ARA executive director Russell Zimmerman said that the ACCI’s recent comments regarding the detrimental effects of penalty rates on both employers and employees were 100 percent warranted, despite union criticism.
“It’s all over the news at the moment – Australia’s unemployment rate has soared to its highest level in 12 years.
There’s no denying the fact that retailers would employ more staff if they did not have to pay penalty rates. SME retailers in regional areas in particular, who do not currently open on Sundays, would definitely consider their options if penalties were reduced.
“A number of larger retail members have advised the ARA that whenever their stores are not ‘forced’ to open under their lease requirement, they close the store completely due to severe double-time penalty rates.

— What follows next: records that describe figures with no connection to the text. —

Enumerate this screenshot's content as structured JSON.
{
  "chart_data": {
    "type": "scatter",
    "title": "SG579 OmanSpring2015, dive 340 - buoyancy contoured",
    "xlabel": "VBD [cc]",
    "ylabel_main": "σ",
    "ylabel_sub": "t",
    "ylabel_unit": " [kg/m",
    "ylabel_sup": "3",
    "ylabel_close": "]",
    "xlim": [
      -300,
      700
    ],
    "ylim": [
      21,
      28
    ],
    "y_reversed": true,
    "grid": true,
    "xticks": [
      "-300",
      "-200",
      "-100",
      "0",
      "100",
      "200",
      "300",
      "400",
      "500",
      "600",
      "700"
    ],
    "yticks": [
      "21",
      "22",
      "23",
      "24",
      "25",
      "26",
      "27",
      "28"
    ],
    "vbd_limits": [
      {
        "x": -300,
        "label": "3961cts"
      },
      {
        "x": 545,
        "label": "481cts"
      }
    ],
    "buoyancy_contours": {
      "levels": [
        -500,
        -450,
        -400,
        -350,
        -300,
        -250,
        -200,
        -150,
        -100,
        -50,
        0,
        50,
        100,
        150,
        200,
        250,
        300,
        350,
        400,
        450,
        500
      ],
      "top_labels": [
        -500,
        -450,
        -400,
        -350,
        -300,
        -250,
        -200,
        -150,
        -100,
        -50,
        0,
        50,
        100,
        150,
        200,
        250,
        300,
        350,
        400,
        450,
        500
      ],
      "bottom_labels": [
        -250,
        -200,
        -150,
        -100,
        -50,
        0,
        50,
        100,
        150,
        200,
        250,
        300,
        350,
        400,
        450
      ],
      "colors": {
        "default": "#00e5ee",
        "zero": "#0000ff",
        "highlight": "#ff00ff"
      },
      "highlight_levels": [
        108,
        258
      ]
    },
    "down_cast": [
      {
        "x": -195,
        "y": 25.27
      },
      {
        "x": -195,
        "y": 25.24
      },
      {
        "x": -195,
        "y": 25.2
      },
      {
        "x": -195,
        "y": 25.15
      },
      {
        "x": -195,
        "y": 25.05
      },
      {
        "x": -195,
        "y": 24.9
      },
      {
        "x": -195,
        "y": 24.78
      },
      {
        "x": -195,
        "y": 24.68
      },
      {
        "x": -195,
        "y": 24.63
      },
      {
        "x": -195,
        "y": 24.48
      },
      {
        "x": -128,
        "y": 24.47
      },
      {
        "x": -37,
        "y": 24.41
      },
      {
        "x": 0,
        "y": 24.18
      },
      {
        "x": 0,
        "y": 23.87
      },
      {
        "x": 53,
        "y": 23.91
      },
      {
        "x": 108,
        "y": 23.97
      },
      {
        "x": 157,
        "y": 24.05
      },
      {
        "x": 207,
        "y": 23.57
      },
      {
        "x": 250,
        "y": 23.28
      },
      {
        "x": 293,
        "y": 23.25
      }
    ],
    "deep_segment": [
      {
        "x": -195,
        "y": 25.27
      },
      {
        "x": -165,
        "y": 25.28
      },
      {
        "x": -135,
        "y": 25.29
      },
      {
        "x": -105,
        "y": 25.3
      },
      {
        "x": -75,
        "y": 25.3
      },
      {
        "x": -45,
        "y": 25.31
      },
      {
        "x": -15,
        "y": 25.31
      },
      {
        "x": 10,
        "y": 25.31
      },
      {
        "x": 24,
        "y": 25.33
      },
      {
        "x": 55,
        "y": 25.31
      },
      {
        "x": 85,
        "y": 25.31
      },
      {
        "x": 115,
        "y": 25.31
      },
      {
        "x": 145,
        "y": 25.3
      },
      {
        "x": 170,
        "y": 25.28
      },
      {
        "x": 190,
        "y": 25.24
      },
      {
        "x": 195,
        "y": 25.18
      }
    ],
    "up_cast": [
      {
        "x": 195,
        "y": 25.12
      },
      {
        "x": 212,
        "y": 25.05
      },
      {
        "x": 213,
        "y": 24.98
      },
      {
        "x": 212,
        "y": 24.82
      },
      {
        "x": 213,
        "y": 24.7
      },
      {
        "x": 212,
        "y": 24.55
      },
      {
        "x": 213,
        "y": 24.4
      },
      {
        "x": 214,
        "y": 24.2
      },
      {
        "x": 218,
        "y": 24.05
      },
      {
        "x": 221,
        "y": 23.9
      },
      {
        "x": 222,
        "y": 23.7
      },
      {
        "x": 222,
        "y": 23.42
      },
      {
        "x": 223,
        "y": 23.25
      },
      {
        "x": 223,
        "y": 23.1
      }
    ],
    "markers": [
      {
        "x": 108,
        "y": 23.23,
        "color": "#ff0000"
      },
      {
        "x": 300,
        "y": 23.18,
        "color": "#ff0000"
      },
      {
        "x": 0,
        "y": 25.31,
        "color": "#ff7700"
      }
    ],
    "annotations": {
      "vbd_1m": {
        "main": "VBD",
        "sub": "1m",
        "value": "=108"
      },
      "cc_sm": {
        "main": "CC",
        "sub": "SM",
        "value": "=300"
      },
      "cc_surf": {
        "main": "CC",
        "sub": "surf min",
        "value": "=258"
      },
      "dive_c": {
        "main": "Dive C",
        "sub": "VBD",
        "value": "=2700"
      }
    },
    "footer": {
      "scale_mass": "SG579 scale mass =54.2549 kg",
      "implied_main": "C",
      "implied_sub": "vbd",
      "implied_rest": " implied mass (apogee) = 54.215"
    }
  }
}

“If these stores could afford to be open, they would in turn employ a number of staff on a Sunday and this would not only improve business in country and regional stores but increase employees discretionary spending.”
While not calling for penalty rates to be abolished, the ARA said there is a strong need to get the balance right so that retailers can operate competitively on weekends and offer increased employment opportunities.
Coca-Cola wage freeze
As part of a national strategy to lower wages, Coca-Cola Amatil has this week sealed a new pay deal with its Victorian warehouse workers. Under the deal workers at Coca-Cola Amatil’s warehouses around the country will have their wages frozen until 2015 and new employees will receive 38 per cent less pay to do the same job. The pay freeze will be followed by a pay increase of about $30 in 2016.
The AFR reports that a CCA spokesman said “the deal brought wages closer to market rates”.
Stephen Smith, national workplace relations director at the Australian Industry group, told the AFR that this type of deal is being seen across Australia. “We are seeing very modest wage outcomes across most sectors at present, given the economic circumstances, and wage freezes are certainly not uncommon.”